TAB is a community driven arts organization, and we exist to inspire new artists and community leaders. From the Sugar Hill story circle, artist and Sugar Hill resident Sadie Shaw painted her first mural and was further motivated to become president of the Northwest Neighborhood Association and a board member of TAB! Together we hope to schedule another story circle and encourage a more open and accessible process to making public art in our community!

©2018 David Tineo/Tucson Arts Brigade
©2018 Sadie Shaw/Tucson Arts Brigade

Thank You To Our Supporters!!

Throughout the weekend over 150 visited, helped paint, took photographs and talked with their neighbors. Many had never met, and didn’t know there was a neighborhood association. Our supply tent was filled with healthy foods and cold drinks gathered by TAB Community Outreach Director Rose Taulton. Each morning TAB BOD member German Quiroga and intern Delbert Antone would set up the shade tent, supplies, water and comfort area. Thanks to all our dedicated volunteers the event had that feeling of comfort, delight and creativity. Many of the supplies were donated, and we especially want to thank ACE Hardware, Tucson Pastel Society,  GARDEN Inc., Felix Lawrence, German Quiroga, Sally Howard, Dorothy Richmond, John Newman, ACE Hardware, Tucson Brown Berets and Adrian Fernandez for making this festival possible.

Monday, July 9, 2018

Free-Walls: What are they?

Could Free Walls Solve Tucson's Censorship Problem?
Tacoma Graffiti Garages, Tacoma, WA

by Felix Lawrence; USDAC, Pima County Outpost

Free-Walls are areas on public property where people can paint, post or draw 2-dimensional (flat) images & text.  Just as the City of Tucson provides public parking, tennis courts etc. it can also provide areas for people to create public art on a first-come, first-serve basis.  Many cities already have such walls; as you might expect, they are not free of controversy!  This article reviews several such sites.
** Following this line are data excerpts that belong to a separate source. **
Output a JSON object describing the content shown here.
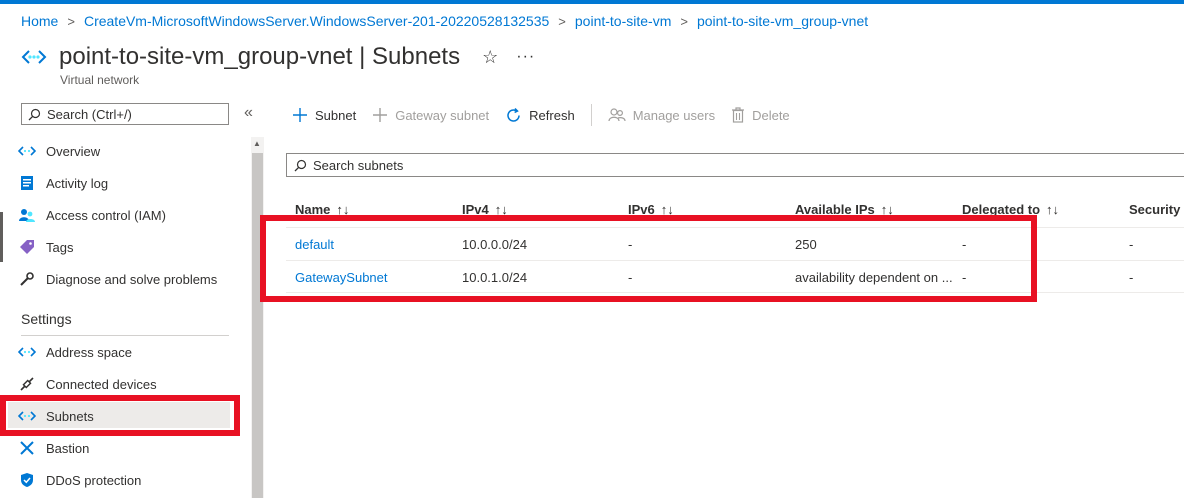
{
  "breadcrumb": [
    "Home",
    "CreateVm-MicrosoftWindowsServer.WindowsServer-201-20220528132535",
    "point-to-site-vm",
    "point-to-site-vm_group-vnet"
  ],
  "title": "point-to-site-vm_group-vnet | Subnets",
  "subtitle": "Virtual network",
  "left_search_placeholder": "Search (Ctrl+/)",
  "nav": {
    "overview": "Overview",
    "activity_log": "Activity log",
    "access_control": "Access control (IAM)",
    "tags": "Tags",
    "diagnose": "Diagnose and solve problems",
    "settings_header": "Settings",
    "address_space": "Address space",
    "connected_devices": "Connected devices",
    "subnets": "Subnets",
    "bastion": "Bastion",
    "ddos": "DDoS protection"
  },
  "toolbar": {
    "subnet": "Subnet",
    "gateway_subnet": "Gateway subnet",
    "refresh": "Refresh",
    "manage_users": "Manage users",
    "delete": "Delete"
  },
  "search_subnets_placeholder": "Search subnets",
  "table": {
    "headers": [
      "Name",
      "IPv4",
      "IPv6",
      "Available IPs",
      "Delegated to",
      "Security g"
    ],
    "rows": [
      [
        "default",
        "10.0.0.0/24",
        "-",
        "250",
        "-",
        "-"
      ],
      [
        "GatewaySubnet",
        "10.0.1.0/24",
        "-",
        "availability dependent on ...",
        "-",
        "-"
      ]
    ]
  },
  "colors": {
    "accent": "#0078d4",
    "highlight": "#e81123"
  }
}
Ironically, one of the most famous Free-Walls was in communist China! 

Tucson Arts Brigade (TAB) is developing a proposal to open a Free-Wall for public art in Tucson; the proposal is currently in the early research stage, any suggestions you have would be appreciated.  We believe that the public is not just the passive audience for public art, we are also participants.  Our experiences with the Public Art Community Design Committee (PACD) have demonstrated that public art in Tucson has serious barriers to public participation; it is elitist.  PACD has censored the political content of our artwork; apparently it believes it needs to protect the people of Tucson from ideas.
 Olympia Free Wall, Olympia, Wa

The rough-draft proposal we have on the drafting board now looks like this:  

The City of Tucson would require artists to sign an agreement; this would release the City from all liability (both from personal injury, and damage to the artwork).

The City would then assign the artist an area to paint, or tell them to paint over the oldest existing artwork (artwork would be tagged with the date the artist received permission to paint).  There are many City-owned walls already built, visible & accessible from the street, so this wouldn’t cost the City anything, if it is willing to abstain from control & enforcement of rules.  Yes, the artwork may be ugly, offensive etc.  but at least it won’t last long.

The artists could, at their own expense, install video cameras to monitor the site; this info & the archives would be public & available via the internet.  Whatever proposal we put forward, inevitably the City will modify it.

The City’s main concern may be cost & liability (it may want them to be zero).  It may also may want to retain control of the content of the artwork; we must resist this as much as possible if that happens.  It is OK to prohibit obscenity, hate speech, etc. but political & religious content must be allowed if a Free-Wall is to be worthy of its name.